DOCX to TXT Converter
Extract plain text from a Word DOCX. The output is just the words — no formatting, no styles, no metadata. Useful for feeding into AI tools, search indexers, transcription review, or anywhere you need just the content with zero styling overhead.
show details
-
Sensitive documents stay private
Resumes, contracts, NDAs, legal drafts — these are the documents most people convert most often, and they're the ones you absolutely don't want uploaded to a stranger's server. Everything here happens in your browser. The converted file goes straight to your downloads.
-
DOCX → TXT done right
Headings stay on their own line. Paragraphs are separated by blank lines. Bullet lists use "- " prefixes; numbered lists use "1. 2. 3." prefixes. Tables flatten to tab-separated rows. The output opens cleanly in any text editor, on any operating system, forever.
-
Honest about what transfers
After a successful conversion, the tool lists anything that didn't transfer perfectly: unsupported images, custom Word styles, complex tables. You see exactly what to double-check. No claims that complex Word documents convert pixel-perfect — they don't, in any browser-based tool.

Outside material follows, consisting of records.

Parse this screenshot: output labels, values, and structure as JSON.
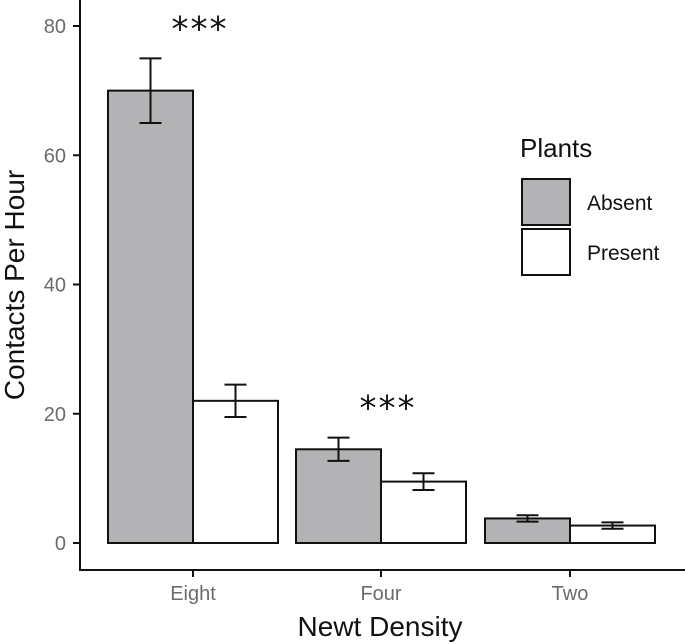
{
  "chart_data": {
    "type": "bar",
    "xlabel": "Newt Density",
    "ylabel": "Contacts Per Hour",
    "categories": [
      "Eight",
      "Four",
      "Two"
    ],
    "ylim": [
      0,
      80
    ],
    "yticks": [
      0,
      20,
      40,
      60,
      80
    ],
    "grid": false,
    "legend": {
      "title": "Plants",
      "placement": "right"
    },
    "series": [
      {
        "name": "Absent",
        "color": "#b3b3b5",
        "values": [
          70,
          14.5,
          3.8
        ],
        "error_low": [
          65,
          12.7,
          3.3
        ],
        "error_high": [
          75,
          16.3,
          4.3
        ]
      },
      {
        "name": "Present",
        "color": "#ffffff",
        "values": [
          22,
          9.5,
          2.7
        ],
        "error_low": [
          19.5,
          8.2,
          2.2
        ],
        "error_high": [
          24.5,
          10.8,
          3.2
        ]
      }
    ],
    "annotations": [
      {
        "category": "Eight",
        "text": "***"
      },
      {
        "category": "Four",
        "text": "***"
      }
    ]
  }
}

Frequently asked questions
Does my document ever leave my device?
No. The DOCX is parsed by a JavaScript library running in your browser tab; conversion happens entirely on your device. Open DevTools while you convert — the Network tab will show zero traffic carrying your document. This matters for resumes, contracts, legal drafts, and anything sensitive.
What kinds of DOCX content are preserved?
Headings, paragraphs, bullet and numbered lists, bold and italic text, and basic formatting transfer reliably. Tables transfer in a simplified form (rows kept, complex cell merging may flatten). Images are NOT included in v1 — if you need images preserved, save as PDF directly from Word for now. Custom fonts, colors, and exact pixel positioning from Word are not preserved by design — the output uses standard fonts so it renders identically on every device.
What about legacy .doc files (Word 97-2003)?
Legacy .doc files aren't supported — they use a different binary format that no browser-side library reads. If you have a .doc file, open it in Word, LibreOffice, or Google Docs and save as DOCX, then convert here.
Is there a file size limit?
No fixed limit. DOCX files are typically small (under 5 MB even with significant content), so memory isn't usually a concern. Very large DOCX files with hundreds of embedded objects might struggle on older phones.
Does this work on mobile?
Yes. Tap the drop zone to open your phone's file picker, pick a DOCX from your Files / Downloads / cloud apps, and the converted file downloads back to your device. iCloud and Google Drive both expose DOCX files through the picker.
What if my DOCX has content this tool can't handle?
The converter surfaces warnings after a successful conversion — you'll see a list of items that didn't transfer perfectly (unsupported image formats, custom Word styles, footnotes, etc.). The conversion still completes; you just know what to double-check in the output. For perfect fidelity on complex documents, opening in Word and using its built-in PDF export is the only fully-faithful option.
What encoding does the TXT use?
UTF-8 — the standard for everything modern. Handles every character your DOCX might contain (international names, emoji, currency symbols, special punctuation) without garbling. Older Windows tools that expect Windows-1252 may show some characters as question marks; use Notepad or VS Code rather than ancient editors.
Why convert DOCX to TXT?
Common reasons: feeding text into AI tools (ChatGPT, Claude, etc.) that work better with plain text; archival storage that survives software changes; search/grep across many documents; preparing input for transcription review or copy editing; stripping Word's invisible metadata before sharing.
Does it preserve formatting at all?
Only structural separation — paragraphs, headings, and list items stay visually distinct. Bold/italic/underline don't survive (TXT can't represent them). Tables convert to tab-separated rows. If you need formatting preserved, use the DOCX to HTML converter instead.